Ärger in Angoulême

Seit 1974 wird auf dem Comic-Festival im französischen Angoulême der Grand Prix de la Ville d’Angoulême verliehen, der das Lebenswerk eines Comic-Künstlers würdigt. Zu den bisherigen Preisträgern zählen u. a. André Franquin, Will Eisner, Jijé, Moebius, Tardi, Hugo Pratt, Morris, Robert Crumb, Albert Uderzo, Loisel, Zep, Lewis Trondheim, Art Spiegelman, Bill Watterson und Katsuhiro Otomo. Dieses Jahr findet das Festival vom 28. bis 31. Januar statt, und natürlich gibt es wieder einen Preis für ein herausragendes Comic-Lebenswerk.

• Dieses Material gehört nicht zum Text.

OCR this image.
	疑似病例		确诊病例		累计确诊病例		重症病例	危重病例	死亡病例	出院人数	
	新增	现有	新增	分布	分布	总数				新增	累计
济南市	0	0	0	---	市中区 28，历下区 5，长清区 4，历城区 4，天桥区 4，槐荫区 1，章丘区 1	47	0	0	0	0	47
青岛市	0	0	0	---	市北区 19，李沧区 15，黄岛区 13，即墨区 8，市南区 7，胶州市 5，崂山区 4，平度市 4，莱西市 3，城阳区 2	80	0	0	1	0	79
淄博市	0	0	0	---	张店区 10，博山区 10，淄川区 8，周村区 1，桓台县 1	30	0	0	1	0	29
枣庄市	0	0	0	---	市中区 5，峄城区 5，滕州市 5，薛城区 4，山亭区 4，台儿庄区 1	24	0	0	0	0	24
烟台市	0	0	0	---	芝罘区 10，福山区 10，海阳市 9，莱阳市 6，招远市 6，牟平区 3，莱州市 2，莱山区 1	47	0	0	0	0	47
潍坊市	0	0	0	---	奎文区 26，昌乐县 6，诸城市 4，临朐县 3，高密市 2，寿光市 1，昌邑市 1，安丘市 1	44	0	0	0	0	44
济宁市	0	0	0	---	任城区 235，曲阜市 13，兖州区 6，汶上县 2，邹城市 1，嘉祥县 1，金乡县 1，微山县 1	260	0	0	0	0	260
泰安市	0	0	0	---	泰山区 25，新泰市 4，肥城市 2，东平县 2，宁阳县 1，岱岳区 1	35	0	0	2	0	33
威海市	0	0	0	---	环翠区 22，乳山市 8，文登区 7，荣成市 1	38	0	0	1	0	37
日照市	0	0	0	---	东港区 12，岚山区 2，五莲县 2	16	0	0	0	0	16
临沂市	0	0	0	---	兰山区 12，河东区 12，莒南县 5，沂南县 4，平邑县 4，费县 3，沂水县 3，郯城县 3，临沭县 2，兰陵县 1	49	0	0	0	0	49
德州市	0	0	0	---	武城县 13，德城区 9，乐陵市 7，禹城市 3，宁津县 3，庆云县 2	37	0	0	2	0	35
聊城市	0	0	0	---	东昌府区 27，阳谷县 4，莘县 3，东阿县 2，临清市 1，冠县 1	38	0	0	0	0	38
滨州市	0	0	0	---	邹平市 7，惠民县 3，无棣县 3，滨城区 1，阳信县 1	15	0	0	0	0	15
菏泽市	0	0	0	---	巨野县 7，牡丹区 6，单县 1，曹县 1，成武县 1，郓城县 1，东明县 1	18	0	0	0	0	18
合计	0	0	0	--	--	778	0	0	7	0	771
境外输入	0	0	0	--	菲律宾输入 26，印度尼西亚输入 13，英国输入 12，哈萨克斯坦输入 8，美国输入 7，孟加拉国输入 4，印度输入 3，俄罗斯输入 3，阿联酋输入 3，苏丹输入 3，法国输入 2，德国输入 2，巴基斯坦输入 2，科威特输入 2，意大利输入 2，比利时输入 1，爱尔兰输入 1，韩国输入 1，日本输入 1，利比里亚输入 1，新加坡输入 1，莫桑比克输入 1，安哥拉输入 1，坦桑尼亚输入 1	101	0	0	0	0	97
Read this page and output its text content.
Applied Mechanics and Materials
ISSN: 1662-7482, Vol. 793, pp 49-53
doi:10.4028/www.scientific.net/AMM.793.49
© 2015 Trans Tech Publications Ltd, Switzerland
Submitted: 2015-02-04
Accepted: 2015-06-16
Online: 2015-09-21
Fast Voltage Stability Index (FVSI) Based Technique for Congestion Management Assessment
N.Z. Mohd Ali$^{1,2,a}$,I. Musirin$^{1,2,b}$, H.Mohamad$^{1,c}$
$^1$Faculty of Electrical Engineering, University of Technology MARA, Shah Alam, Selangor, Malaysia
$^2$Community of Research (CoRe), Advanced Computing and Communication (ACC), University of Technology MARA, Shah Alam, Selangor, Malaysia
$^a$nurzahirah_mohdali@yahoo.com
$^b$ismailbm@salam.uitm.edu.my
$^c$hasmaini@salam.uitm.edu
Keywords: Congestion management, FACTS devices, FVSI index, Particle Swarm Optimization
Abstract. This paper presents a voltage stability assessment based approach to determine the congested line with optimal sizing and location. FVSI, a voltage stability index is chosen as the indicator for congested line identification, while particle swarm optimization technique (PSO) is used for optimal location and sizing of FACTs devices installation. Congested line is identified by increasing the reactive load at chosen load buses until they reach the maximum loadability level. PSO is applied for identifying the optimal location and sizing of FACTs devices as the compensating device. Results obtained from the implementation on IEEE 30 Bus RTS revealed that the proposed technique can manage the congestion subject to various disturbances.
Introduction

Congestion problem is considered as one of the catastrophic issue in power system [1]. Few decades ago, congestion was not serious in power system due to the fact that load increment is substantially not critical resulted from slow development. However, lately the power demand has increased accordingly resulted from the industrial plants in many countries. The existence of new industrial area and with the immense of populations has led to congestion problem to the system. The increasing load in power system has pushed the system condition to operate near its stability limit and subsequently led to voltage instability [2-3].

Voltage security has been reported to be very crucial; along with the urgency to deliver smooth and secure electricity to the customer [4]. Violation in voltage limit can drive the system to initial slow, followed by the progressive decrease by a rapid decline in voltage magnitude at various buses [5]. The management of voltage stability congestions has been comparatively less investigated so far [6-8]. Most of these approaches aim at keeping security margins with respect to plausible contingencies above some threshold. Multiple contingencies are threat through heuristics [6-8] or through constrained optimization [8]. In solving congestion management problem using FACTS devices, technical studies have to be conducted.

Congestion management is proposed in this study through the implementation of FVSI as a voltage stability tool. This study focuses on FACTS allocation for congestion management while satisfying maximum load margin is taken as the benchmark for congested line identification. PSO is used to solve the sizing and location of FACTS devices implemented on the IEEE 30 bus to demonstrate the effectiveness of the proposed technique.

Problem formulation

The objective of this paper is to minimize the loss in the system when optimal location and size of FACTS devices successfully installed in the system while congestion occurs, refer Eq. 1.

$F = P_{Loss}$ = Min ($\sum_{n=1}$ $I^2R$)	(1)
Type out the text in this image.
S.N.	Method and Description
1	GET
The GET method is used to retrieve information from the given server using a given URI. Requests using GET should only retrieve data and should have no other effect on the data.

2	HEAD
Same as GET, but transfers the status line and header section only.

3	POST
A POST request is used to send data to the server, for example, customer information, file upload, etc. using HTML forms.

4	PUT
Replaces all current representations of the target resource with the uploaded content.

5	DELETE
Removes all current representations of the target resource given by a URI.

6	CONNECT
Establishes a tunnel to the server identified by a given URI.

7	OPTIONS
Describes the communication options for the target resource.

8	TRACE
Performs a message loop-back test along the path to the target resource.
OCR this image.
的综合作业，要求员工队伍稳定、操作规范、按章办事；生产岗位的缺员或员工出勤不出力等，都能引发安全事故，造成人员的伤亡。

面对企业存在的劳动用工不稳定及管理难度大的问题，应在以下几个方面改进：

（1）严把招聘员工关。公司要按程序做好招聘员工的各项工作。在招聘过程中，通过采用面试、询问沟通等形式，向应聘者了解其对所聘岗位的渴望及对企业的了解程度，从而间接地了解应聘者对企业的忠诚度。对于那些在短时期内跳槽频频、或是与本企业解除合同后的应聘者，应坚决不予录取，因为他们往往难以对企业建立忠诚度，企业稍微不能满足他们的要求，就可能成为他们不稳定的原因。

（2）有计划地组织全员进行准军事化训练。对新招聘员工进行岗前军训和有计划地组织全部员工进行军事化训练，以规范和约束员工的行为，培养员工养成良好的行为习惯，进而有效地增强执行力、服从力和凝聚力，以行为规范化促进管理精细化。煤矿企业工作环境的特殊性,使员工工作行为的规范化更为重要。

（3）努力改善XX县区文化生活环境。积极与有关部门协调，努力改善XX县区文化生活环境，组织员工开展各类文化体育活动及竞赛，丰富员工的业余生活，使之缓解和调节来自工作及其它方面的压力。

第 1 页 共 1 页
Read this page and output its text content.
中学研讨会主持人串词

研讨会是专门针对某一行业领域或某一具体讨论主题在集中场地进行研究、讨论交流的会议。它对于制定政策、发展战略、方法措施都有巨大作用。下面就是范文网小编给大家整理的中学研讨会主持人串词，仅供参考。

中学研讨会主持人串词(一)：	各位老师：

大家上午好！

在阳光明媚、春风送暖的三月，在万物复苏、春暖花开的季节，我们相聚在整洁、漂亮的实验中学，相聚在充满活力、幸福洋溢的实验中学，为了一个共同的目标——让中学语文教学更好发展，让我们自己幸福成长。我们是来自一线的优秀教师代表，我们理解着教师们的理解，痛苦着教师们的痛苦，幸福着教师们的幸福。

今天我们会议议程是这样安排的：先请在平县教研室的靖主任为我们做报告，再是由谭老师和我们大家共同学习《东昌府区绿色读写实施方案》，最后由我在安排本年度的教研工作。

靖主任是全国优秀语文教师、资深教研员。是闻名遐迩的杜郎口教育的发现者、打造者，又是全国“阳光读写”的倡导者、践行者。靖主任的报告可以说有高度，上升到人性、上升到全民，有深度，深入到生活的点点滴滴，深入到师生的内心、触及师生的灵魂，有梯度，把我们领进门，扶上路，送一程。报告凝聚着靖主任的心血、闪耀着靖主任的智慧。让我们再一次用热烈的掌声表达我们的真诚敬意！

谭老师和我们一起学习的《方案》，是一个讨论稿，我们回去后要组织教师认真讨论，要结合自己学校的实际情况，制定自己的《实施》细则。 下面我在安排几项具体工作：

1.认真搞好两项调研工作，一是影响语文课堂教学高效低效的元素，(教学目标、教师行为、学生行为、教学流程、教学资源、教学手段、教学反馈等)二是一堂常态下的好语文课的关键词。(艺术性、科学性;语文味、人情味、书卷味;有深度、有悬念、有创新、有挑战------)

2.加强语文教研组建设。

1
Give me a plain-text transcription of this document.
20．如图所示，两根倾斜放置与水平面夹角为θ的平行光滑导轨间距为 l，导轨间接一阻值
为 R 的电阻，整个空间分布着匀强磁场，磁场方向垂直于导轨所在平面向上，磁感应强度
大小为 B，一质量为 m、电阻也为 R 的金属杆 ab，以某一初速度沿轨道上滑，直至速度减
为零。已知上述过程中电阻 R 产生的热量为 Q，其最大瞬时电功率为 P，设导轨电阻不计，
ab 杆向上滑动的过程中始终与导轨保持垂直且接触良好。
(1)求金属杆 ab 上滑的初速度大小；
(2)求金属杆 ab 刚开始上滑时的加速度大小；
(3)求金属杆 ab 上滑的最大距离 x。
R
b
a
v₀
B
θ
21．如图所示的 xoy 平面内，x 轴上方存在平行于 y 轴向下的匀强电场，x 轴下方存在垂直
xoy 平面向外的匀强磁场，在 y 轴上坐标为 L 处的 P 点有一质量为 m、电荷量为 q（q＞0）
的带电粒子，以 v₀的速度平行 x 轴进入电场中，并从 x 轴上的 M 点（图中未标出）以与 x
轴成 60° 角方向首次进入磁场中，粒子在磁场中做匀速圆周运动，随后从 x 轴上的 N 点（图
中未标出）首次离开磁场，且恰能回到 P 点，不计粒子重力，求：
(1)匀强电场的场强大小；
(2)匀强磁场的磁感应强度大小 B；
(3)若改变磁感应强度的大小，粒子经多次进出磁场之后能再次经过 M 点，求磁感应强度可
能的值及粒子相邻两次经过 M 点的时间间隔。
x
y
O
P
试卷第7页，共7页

Gerade wurde die Nominierungsliste für den diesjährigen Grand Prix veröffentlicht, und darauf finden sich Namen wie Brian Michael Bendis, Charles Burns, Richard Corben, Cosey, Hermann, Frank Miller, Jiro Taniguchi, Stan Lee, Chris Ware, Jean Van Hamme oder Alan Moore. Einige Kandidaten sind aussichtsreicher als andere, da man bei Moore z. B. weiß, dass er den Preis wohl ablehnen würde, da er kein Interesse hat, der mit dem Preis einhergehenden Verpflichtung nachzukommen, im Jahr darauf als Festival-Präsident zu fungieren.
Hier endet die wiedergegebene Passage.